Texte de méditation : ORIGÈNE (Homélies sur la Genèse)

Abraham renvoie la servante et son fils, tout en lui donnant une outre d’eau. C’est que la mère ne possède pas de puits d’eau vive et l’enfant ne peut pas tirer l’eau du puits. Ismaël boit l’eau de l’outre et cette outre, comme c’et naturel, s’épuise. Aussi a-t-il soif, sans toutefois trouver de puits. Quant à vous « qui êtes à la manière d’Isaac, fils de la promesse », buvez l’eau de vos sources. Par contre, « celui qui est né selon la chair » boit l’eau de l’outre ; aussi l’eau lui manque et lui manque en grande quantité. L’outre est la lettre de la loi, dont boit ce peuple charnel pour en tirer quelque intelligence. L’Eglise, elle, boit aux sources évangéliques et apostoliques, qui ne tarissent jamais et qui se répandent sur ses places publiques, car elles sont abondantes et coulent toujours dans la larguer de l’interprétation spirituelle. C’est lorsqu’elle puise et scrute quelque sens plus profond dans la loi, qu’elle boit l’eau des puits. C’est en fonction de ce mystère, je pense, que notre Seigneur et Sauveur, comme s’il dialoguait avec Agar elle-même, disait à la Samaritaine : « Quiconque boira de cette eau aura encore soif ; mais celui qui boira de l’eau que je lui donnerai n’aura plus jamais soif ». L’interprétation spirituelle et mystique n’est-elle pas plus claire que le jour ? Le peuple selon la chair a été rejeté et il a faim et soif, « non pas faim ni soif d’eau, mais soif de la Parole de Dieu » (Am 8,11), jusqu’à ce que s’ouvrent les yeux de la synagogue. L’Apôtre dit de cela que c’est un « mystère », car, dit-il, « l’aveuglement est survenu à une partie d’Israël jusqu’à ce que la masse des Gentils soit entrée et qu’ainsi tout Israël soit sauvé ». Le voilà donc, chez Agar, l’aveuglement qui lui a fait enfanter selon la chair et qui demeure en elle jusqu’à ce « que le voile de la lettre soit ôté » par l’ange de Dieu et qu’elle voie l’eau vive. Car, à présent, les Juifs sont à côté du puits, mais leurs yeux sont fermés et ils ne peuvent boire au puis de la loi ni des prophètes. Prenons garde, nous aussi, car nous sommes souvent à côté du puis d’eau vive, c’est-à-dire des divines Ecritures, nous trompant sur elles. Nous possédons les livres et les lisons, mais nous n’allons pas jusqu’au sens spirituel. C’est pourquoi, il faut des larmes et des prières incessantes pour que le Seigneur nous ouvre les yeux.

 


SAMEDI 24 NOVEMBRE

PROPOSITION POUR LA JOURNÉE DU SAMEDI :

Avant d’entrer dans une nouvelle semaine (qui commence, pour les chrétiens, le samedi soir), nous vous proposons de prendre le temps aujourd’hui, en fin de semaine, de ressaisir ce qui a été votre « nourriture » de la Parole de Dieu reçue cette semaine pour l’orienter vers la prière et surtout la contemplation.

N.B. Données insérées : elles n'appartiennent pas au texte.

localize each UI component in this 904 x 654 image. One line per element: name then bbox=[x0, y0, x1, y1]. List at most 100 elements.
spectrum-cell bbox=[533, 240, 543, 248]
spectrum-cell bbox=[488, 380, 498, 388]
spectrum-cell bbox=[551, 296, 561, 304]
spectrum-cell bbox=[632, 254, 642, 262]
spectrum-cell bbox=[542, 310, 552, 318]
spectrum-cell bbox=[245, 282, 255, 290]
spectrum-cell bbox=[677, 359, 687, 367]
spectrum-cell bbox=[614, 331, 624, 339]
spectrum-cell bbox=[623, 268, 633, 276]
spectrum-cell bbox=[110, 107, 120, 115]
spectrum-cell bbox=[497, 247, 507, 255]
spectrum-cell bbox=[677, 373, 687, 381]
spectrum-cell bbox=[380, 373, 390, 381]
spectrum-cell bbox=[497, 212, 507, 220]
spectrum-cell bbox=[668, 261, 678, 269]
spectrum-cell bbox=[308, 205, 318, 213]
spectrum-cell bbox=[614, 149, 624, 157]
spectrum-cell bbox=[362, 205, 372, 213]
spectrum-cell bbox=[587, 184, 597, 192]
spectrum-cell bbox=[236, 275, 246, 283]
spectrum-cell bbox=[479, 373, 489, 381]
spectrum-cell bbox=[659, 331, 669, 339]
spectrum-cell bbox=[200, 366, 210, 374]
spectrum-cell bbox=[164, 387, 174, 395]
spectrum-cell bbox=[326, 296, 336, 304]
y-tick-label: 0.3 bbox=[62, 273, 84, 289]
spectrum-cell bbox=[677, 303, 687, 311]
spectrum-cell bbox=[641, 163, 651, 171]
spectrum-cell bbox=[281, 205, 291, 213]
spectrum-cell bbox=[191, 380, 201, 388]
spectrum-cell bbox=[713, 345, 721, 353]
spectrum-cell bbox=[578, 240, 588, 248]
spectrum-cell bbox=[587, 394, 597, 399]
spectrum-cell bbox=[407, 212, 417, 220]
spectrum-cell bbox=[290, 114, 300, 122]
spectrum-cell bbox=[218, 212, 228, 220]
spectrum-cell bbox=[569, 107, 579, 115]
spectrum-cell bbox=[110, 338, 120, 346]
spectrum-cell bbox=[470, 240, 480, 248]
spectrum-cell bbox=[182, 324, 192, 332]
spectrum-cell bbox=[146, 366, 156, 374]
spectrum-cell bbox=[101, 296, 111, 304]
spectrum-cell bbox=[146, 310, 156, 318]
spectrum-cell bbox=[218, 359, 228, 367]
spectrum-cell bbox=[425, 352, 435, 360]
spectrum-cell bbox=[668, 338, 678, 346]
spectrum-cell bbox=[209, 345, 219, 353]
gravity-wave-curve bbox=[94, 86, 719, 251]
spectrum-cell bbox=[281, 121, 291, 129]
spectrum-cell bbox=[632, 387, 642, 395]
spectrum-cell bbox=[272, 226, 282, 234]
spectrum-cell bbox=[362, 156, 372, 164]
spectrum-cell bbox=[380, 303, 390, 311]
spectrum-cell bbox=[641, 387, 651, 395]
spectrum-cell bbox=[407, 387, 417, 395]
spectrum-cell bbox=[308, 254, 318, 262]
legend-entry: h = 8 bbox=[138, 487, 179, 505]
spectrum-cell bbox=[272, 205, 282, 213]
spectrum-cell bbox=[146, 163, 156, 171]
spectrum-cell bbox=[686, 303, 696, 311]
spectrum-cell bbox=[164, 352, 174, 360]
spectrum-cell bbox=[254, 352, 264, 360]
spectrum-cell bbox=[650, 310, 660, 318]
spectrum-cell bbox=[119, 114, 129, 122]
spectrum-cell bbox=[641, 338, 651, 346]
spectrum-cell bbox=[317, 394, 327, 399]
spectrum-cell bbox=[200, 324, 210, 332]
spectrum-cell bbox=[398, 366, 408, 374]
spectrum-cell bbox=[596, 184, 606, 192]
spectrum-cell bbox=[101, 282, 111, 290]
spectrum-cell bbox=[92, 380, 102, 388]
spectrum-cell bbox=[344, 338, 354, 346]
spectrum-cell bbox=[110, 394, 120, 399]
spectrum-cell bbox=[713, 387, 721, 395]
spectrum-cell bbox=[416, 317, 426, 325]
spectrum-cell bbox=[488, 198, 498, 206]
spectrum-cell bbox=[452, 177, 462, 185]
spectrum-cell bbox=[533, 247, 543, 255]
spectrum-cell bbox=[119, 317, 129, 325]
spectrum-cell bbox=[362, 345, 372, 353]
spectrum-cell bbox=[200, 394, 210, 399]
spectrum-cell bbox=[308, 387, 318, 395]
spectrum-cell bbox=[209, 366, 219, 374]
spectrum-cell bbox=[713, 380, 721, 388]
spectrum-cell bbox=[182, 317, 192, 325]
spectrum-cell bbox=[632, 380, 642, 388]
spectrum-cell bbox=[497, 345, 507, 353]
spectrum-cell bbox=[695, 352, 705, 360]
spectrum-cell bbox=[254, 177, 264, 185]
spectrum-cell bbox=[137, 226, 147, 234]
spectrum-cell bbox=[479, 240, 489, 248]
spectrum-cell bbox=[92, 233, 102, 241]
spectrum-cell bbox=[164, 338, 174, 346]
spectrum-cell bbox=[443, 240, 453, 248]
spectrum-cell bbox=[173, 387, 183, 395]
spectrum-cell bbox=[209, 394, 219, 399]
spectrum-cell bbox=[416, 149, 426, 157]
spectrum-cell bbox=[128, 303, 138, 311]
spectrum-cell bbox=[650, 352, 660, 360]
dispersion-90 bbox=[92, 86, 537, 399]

Pour la Lectio de ce jour, vous pouvez soit reprendre un des textes bibliques proposés durant la semaine, soit éventuellement reprendre les versets de l’Ecriture Sainte que vous aurez glanés au long des lectio de ces derniers jours et que vous aurez pu noter.

Cela nous permettra de vivre cette journée de Lectio dans le rayonnement de la prière de la Bienheureuse Vierge Marie, qui, docile à l’action en elle de l’Esprit Saint, « conservait avec soin toutes ces choses, les méditant en son cœur » (cf. Lc 2,19 et 51).